३५और उन्होंने उनके देश के सब अन्न आदि को खा डाला; और उनकी भूमि के सब फलों को चट कर गए।
36 Hij sloeg alle eerstgeborenen in hun land, Al de eersten van hun mannenkracht.
३६उसने उनके देश के सब पहिलौठों को, उनके पौरूष के सब पहले फल को नाश किया।
37 Toen voerde Hij hen uit met zilver en goud, En geen van hun stammen bleef struikelend achter.
३७तब वह इस्राएल को सोना चाँदी दिलाकर निकाल लाया, और उनमें से कोई निर्बल न था।
38 Egypte was blij, dat ze gingen; Want de schrik voor hen had ze bevangen.
३८उनके जाने से मिस्री आनन्दित हुए, क्योंकि उनका डर उनमें समा गया था।
39 En Hij spreidde een wolk uit tot dek, Een vuur, om de nacht te verlichten.

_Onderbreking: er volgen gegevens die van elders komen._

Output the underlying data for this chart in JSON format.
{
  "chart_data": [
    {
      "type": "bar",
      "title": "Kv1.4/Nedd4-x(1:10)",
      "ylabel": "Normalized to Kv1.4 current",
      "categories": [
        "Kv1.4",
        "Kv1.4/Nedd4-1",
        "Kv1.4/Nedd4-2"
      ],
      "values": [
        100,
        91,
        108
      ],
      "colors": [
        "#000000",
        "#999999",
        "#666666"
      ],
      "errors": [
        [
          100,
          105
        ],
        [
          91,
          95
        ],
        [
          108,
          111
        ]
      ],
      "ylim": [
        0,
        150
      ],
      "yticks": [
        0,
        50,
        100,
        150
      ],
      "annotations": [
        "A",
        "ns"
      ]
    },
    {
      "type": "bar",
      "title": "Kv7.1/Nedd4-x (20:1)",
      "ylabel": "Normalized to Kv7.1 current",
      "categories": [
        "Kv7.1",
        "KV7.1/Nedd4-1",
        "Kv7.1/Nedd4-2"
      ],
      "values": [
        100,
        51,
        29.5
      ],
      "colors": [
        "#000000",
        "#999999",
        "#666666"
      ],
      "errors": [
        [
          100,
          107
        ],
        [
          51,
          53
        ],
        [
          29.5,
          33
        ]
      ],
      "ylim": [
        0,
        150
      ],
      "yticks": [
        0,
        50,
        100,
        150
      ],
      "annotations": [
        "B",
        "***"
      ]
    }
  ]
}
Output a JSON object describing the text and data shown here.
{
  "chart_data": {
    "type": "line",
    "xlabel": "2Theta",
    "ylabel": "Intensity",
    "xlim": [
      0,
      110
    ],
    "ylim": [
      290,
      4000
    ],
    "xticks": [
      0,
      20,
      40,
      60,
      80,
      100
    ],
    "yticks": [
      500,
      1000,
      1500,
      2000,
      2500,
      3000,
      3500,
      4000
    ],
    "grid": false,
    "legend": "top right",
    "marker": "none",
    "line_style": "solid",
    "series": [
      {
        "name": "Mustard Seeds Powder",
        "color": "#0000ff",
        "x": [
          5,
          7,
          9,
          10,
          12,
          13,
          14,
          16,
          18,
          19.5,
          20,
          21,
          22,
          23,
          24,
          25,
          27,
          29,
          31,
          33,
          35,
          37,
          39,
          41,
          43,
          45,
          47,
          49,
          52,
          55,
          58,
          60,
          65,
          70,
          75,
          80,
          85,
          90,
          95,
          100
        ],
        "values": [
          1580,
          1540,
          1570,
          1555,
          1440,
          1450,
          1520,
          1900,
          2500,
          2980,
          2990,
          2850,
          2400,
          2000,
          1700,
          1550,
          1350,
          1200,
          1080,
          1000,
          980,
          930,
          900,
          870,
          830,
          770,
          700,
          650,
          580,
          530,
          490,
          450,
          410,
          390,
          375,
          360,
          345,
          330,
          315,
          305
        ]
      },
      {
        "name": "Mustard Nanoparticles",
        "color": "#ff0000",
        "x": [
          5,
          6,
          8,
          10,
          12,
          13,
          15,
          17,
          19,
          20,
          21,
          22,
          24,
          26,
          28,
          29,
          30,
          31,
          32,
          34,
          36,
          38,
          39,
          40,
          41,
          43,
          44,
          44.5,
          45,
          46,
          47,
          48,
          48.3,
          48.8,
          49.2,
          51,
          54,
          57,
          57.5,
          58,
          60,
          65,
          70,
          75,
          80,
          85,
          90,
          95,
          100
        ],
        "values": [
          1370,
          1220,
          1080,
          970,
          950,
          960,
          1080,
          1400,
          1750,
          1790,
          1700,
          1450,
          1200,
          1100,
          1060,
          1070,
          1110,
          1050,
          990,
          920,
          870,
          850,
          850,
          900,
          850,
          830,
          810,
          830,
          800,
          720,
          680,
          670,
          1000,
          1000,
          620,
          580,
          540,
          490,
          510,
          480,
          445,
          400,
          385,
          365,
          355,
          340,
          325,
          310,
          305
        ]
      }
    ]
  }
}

३९उसने छाया के लिये बादल फैलाया, और रात को प्रकाश देने के लिये आग प्रगट की।
40 Zij baden: Hij liet de kwakkels komen, En verzadigde hen met brood uit de hemel;
४०उन्होंने माँगा तब उसने बटेरें पहुँचाई, और उनको स्वर्गीय भोजन से तृप्त किया।
41 Hij spleet de rotsen: daar borrelden de wateren, En vloeiden door de woestijn als een stroom:
४१उसने चट्टान फाड़ी तब पानी बह निकला; और निर्जल भूमि पर नदी बहने लगी।
42 Want Hij was zijn heilige belofte indachtig, Aan Abraham, zijn dienaar, gedaan!
४२क्योंकि उसने अपने पवित्र वचन और अपने दास अब्राहम को स्मरण किया।
43 Zo leidde Hij zijn volk met gejubel, Zijn uitverkorenen onder gejuich.
४३वह अपनी प्रजा को हर्षित करके और अपने चुने हुओं से जयजयकार कराके निकाल लाया।
44 Hij schonk hun de landen der heidenen, En ze erfden het vermogen der volken:
४४और उनको जाति-जाति के देश दिए; और वे अन्य लोगों के श्रम के फल के अधिकारी किए गए,
45 Opdat ze zijn geboden zouden volbrengen, En zijn wetten onderhouden!
४५कि वे उसकी विधियों को मानें, और उसकी व्यवस्था को पूरी करें। यहोवा की स्तुति करो!